Insuffisance cardiaque à fraction d’éjection préservée (HFpEF)
Pendant de longues années, nous ne disposions pas de médicaments ayant une efficacité prouvée dans la prise en charge de l’insuffisance cardiaque à fraction d’éjection préservée. De nombreuses études portant sur des médicaments efficaces dans l’insuffisance cardiaque à fraction d’éjection réduite ne parvenaient pas à démontrer de bénéfice significatif sur leur critère d’évaluation primaire chez des patients avec une insuffisance cardiaque à fraction d’éjection préservée. En dehors d’un traitement diurétique en fonction des signes de surcharge volémique, les guidelines ne recommandaient donc pas de médicaments spécifiques et le traitement visait surtout le contrôle de la tension artérielle ainsi que la détection et la prise en charge adéquate des comorbidités (voir Folia de décembre 2020).

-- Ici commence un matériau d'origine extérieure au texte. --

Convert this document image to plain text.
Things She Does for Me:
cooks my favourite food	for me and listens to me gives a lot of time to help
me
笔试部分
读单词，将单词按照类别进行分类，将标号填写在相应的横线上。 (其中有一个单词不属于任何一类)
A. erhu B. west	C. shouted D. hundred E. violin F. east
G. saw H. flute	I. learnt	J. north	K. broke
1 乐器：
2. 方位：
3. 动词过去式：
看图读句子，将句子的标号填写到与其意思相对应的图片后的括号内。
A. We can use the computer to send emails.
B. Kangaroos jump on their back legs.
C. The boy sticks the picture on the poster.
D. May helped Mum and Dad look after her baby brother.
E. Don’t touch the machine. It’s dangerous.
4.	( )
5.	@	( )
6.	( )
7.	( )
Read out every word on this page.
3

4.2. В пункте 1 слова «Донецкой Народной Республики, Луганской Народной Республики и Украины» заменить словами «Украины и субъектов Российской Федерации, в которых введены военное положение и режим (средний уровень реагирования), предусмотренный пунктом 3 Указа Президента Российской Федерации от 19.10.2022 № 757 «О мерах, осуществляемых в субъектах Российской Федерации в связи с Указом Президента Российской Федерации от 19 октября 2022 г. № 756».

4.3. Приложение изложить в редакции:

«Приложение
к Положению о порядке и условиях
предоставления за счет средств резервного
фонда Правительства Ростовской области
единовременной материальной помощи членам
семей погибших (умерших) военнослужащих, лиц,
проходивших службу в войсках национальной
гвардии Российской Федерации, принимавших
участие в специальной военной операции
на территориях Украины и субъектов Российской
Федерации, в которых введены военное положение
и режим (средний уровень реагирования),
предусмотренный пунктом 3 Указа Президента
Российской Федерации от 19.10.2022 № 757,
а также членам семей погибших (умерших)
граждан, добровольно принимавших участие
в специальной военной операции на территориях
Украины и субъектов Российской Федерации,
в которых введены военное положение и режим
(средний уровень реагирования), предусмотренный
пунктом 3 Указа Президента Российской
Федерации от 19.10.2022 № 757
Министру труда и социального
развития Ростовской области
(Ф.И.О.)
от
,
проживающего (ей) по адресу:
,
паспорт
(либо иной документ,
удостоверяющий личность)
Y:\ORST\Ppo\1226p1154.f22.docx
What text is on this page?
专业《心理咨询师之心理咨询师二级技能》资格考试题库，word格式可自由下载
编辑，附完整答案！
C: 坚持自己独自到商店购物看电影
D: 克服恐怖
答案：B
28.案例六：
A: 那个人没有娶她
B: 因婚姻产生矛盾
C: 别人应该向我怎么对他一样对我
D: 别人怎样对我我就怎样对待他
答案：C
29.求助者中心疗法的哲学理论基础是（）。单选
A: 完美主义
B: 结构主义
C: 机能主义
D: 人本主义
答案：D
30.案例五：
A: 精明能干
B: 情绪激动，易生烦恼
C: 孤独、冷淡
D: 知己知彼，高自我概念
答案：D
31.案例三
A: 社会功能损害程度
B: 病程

Avec les gliflozines, nous disposons pour la première fois d’une classe de médicaments qui s’est avérée efficace pour la prise en charge de l’insuffisance cardiaque à fraction d’éjection préservée sur un critère d’évaluation composite combinant morbidité cardio-vasculaire (y compris hospitalisations pour insuffisance cardiaque à fraction d’éjection préservée) et mortalité cardio-vasculaire, avec un NNT de respectivement 31 (empagliflozine) et 32 (dapagliflozine) sur une durée d’étude médiane d’un peu plus de 2 ans (voir Folia de mai 2022 et Folia d’avril 2024).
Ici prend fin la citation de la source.